CHAPTER DISCUSSION: Chapter 9, The Woes of Mrs. Weasley - Discussion Questions

marinafrants rusalka at ix.netcom.com
Sat Jan 10 15:55:53 UTC 2004


No: HPFGUIDX 88383

--- In HPforGrownups at yahoogroups.com, "abigailnus" <abigailnus at y...> 
wrote:
> Chapter 9 - The Woes of Mrs. Weasley
> 
> Discussion Questions:
> 
> 1. How common do you think Muggle-baiting is?  Arthur's 
> statement that it might strike some people as funny suggests 
> that this is perhaps an attitude that he's encountered in the 
> past.  

It has to be pretty common, since cleaning up the effects of Muggle-
baiting seems to be the main purpose of Arthur's job.  An entire 
department of the Ministry, however tiny and disrespected, dedicated 
to the misuse of Muggle artifacts -- we're not talking a few 
isolated incidents here.  As for Arthur, he *is* condescending by 
our standards, but by the standards of pureblood wizards, he's 
positively enlightened.  I do think it says a lot about the current 
Ministry attitudes that Arthur's job did not go to a Muggleborn 
wizard.

> 2.  Arthur's statement that Lucius Malfoy was trying to sneak 
> into the courtroom is presumably a misdirection on JKR's part.  
> The corridor in which Harry and Arthur find him is the one 
> leading to the Department of Mysteries - was he perhaps 
> trying to sneak in?  What business does Lucius have with Fudge?
> 
> 3. Lucius greets Harry as 'Patronus Potter'. <snip> Is it 
significant that the only 
> two people we've met who've used this fashion of referring to 
> people are Death Eaters?

I think that was Lucius' lame attempt to be insulting.  Like Draco, 
Lucius isn't nearly as witty as he thinks he is.

> 7. Hermione's analysis of Sirius is the first instance of many in 
> OOP in which she acts as Harry's emotional interpreter.  Why do 
> you feel Rowling gave this role to Hermione?  
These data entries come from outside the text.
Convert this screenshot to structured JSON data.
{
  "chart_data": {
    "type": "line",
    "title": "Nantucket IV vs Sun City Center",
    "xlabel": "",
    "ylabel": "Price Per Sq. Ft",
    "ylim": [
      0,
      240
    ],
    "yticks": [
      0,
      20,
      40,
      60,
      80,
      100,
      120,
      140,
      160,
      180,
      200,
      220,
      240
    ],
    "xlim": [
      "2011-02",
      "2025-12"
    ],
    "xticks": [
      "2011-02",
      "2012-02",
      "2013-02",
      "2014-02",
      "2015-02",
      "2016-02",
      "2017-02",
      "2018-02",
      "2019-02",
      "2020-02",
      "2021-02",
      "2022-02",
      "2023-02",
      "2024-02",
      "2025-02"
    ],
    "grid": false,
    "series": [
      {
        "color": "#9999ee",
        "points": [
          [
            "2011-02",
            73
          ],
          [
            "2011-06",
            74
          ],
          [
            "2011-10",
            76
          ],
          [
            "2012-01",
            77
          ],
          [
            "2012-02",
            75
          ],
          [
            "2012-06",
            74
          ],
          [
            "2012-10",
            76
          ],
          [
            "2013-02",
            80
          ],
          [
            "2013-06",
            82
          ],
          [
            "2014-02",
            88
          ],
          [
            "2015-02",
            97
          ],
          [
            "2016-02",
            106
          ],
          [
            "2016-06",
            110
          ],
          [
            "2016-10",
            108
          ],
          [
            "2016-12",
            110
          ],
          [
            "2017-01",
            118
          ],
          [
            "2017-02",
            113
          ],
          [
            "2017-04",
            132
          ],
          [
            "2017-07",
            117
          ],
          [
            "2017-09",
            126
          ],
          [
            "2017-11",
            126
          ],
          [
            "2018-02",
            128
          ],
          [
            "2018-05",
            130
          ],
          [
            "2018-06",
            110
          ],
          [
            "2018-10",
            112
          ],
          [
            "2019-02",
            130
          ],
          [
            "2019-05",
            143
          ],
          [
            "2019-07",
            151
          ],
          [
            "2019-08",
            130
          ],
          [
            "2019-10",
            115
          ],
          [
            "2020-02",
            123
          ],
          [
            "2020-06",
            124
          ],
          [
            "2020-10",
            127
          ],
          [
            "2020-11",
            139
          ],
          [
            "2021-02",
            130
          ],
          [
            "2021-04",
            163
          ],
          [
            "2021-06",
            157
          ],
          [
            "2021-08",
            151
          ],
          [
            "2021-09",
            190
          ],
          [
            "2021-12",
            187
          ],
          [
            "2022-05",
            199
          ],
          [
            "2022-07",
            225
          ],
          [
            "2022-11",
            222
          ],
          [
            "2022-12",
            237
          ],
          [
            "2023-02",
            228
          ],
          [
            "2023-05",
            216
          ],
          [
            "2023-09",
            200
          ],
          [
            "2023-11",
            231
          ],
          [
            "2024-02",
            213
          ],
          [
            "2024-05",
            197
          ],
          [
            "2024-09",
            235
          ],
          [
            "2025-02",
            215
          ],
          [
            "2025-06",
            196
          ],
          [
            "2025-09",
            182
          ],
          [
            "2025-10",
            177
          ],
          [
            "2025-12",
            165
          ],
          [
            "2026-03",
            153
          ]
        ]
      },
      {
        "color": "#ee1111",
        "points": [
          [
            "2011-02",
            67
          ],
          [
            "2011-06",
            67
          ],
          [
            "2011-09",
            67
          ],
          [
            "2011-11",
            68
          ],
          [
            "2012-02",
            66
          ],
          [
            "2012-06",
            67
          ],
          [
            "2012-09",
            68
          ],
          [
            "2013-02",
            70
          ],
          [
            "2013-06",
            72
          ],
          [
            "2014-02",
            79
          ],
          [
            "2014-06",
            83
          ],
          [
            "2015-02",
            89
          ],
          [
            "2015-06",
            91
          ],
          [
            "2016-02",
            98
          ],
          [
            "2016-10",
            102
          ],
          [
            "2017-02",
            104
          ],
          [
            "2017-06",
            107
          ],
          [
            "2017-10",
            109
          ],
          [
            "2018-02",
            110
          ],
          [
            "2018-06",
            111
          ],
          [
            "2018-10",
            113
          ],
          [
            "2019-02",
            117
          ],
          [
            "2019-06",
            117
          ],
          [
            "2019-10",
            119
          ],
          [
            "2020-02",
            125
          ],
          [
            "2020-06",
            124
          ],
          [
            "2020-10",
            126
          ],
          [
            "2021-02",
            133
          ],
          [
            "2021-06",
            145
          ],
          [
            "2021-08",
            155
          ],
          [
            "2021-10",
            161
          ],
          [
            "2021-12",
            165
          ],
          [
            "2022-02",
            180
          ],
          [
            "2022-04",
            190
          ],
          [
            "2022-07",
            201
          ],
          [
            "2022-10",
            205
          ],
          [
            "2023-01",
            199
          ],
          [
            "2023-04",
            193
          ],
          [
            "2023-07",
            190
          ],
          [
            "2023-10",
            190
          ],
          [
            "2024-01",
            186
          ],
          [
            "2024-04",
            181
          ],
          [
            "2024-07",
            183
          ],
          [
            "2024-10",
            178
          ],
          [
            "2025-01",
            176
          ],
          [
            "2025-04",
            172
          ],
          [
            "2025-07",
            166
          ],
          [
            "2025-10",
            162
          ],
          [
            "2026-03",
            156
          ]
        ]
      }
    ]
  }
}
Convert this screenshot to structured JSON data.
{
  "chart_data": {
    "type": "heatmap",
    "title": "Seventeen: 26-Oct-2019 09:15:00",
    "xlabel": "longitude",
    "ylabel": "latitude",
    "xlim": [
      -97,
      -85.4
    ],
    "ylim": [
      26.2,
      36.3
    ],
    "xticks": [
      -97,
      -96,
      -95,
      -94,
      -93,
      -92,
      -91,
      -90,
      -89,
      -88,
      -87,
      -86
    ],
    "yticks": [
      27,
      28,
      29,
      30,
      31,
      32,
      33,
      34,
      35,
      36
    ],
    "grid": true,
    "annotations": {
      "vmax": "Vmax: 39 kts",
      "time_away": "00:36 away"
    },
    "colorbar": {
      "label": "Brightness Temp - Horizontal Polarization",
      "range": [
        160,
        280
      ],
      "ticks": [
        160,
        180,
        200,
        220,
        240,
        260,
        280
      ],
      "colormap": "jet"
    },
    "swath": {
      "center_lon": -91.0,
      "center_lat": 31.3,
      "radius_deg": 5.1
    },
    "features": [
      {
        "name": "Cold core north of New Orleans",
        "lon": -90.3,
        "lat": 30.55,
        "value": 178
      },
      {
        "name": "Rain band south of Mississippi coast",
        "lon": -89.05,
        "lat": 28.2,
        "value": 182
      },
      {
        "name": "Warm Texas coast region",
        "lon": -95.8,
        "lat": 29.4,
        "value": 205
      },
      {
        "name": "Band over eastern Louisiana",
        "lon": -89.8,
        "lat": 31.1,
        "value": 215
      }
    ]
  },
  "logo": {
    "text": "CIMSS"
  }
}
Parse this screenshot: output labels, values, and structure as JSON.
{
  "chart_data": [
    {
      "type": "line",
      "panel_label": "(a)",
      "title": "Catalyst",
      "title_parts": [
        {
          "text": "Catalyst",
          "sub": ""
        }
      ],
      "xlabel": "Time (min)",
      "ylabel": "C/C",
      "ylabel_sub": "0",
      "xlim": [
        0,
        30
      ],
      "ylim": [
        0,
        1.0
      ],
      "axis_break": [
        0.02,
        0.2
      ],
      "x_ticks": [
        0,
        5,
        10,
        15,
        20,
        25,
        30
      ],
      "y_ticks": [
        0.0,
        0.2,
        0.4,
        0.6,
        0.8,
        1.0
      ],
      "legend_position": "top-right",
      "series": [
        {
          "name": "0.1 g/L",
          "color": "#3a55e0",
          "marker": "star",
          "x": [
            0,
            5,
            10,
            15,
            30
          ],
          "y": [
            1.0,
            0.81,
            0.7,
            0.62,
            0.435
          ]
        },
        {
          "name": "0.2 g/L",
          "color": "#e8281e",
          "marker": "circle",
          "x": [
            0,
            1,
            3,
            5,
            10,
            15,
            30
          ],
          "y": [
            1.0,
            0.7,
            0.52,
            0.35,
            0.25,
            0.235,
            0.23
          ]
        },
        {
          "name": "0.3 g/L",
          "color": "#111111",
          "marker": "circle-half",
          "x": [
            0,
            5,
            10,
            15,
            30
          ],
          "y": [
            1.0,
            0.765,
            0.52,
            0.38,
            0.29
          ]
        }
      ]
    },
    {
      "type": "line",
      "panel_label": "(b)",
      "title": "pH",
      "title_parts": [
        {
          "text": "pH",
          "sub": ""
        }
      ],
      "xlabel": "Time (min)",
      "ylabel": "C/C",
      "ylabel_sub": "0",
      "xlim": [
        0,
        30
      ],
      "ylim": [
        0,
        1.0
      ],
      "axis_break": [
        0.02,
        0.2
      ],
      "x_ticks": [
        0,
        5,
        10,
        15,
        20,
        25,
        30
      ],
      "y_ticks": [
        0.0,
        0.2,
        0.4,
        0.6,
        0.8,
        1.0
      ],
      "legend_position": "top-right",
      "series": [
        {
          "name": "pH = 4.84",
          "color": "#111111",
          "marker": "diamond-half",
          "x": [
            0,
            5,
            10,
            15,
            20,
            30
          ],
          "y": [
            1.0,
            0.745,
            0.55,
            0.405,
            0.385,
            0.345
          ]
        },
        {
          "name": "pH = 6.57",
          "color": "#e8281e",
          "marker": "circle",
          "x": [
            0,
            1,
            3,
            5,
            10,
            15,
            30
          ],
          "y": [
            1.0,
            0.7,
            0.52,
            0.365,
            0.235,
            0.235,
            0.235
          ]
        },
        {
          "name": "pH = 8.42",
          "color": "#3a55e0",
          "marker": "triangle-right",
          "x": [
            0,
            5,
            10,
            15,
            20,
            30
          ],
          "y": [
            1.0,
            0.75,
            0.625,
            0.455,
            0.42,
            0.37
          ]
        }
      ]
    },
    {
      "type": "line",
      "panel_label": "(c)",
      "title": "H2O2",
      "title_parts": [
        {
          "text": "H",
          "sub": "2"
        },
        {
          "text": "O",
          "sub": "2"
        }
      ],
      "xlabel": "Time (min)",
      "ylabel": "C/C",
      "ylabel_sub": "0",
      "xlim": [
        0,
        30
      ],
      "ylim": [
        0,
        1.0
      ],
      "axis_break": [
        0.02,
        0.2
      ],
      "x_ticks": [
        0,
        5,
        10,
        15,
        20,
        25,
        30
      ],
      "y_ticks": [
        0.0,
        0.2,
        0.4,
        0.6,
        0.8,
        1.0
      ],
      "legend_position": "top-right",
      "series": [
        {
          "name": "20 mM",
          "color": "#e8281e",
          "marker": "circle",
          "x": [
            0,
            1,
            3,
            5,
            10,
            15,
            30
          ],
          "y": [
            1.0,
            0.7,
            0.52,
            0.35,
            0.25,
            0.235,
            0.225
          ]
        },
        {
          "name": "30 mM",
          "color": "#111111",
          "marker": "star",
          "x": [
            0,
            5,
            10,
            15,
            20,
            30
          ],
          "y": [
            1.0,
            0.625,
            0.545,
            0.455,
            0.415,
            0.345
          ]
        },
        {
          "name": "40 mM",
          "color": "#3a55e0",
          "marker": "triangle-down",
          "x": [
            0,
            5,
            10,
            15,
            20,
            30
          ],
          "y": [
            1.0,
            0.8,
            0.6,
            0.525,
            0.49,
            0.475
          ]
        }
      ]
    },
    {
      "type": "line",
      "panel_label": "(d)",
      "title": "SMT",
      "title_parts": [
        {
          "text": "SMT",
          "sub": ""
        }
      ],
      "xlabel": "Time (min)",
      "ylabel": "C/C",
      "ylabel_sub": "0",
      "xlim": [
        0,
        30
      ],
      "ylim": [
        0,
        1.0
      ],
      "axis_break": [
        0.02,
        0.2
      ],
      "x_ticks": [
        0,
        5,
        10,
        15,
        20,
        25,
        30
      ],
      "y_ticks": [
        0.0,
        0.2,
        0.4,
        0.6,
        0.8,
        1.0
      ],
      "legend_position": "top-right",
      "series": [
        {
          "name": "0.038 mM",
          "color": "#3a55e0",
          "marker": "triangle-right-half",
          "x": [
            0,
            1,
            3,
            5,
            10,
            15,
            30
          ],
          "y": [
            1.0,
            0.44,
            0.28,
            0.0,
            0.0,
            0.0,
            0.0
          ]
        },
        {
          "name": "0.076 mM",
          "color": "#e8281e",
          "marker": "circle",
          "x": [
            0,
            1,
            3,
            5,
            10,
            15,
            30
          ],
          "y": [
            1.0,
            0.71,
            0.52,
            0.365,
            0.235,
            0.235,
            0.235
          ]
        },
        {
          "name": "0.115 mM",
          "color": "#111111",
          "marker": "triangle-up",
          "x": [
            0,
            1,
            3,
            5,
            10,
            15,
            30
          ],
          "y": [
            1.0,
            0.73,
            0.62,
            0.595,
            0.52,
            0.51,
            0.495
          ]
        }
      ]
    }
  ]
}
It's the first instant in OOP, but it's not the first in the 
series.  Look at her explanation of Ron's jealousy in GoF, and there 
might be other instances I'm forgetting right now.  Hermione *is* 
more mature than both Harry and Ron (which wouldn't take much, 
frankly), and she often notices emotional undercurrents that the 
boys miss -- look at her response to Neville after Fake!Moody 
demonstrates the Cruciatus curse in GoF.  I think in some ways, 
Hermione is taking over Dumbledore's role as Harry's guide in the 
books, as Dumbledore becomes more remote and fallible.  

> 
> 10. We already know why Harry wasn't selected for Prefect, but 
> do you feel that Ron was a good choice?  Does he truly have 
> latent leadership qualities or did Rowling select him simply to 
> make Harry jealous (and because, apart from Harry, he's the 
> Gryffindor boy with whom we have the most contact)?  What do 
> you feel might have been Dumbledore's reasons for selecting Ron 
> as prefect?  Is he perhaps trying to guide Ron in the path of his 
> older brothers?  Would another Gryffindor boy have made a better 
> choice?

I actually think that Neville would've been a better choice.  He 
needed a confidence booster as much as Ron did, and had already 
demonstrated, back in PS/SS, the courage to stand up to his peers 
for the good of the house.  But in story terms, Neville is still too 
minor a character.  Plus, his confidence booster came from the DA 
instead.  Actually, I think the whole prefect storyline was kind of 
wasted in the book.  Most of Ron's character development came from 
his role as a Quidditch player, not from his role of prefect.  Of 
course, if he hadn't made prefect, he wouldn't have had a broom to 
get on the Quidditch team with, so perhaps that was its only purpose.

Sorry I didn't answer all the questions, but these are the only ones 
I have anything interesting to say about at the moment.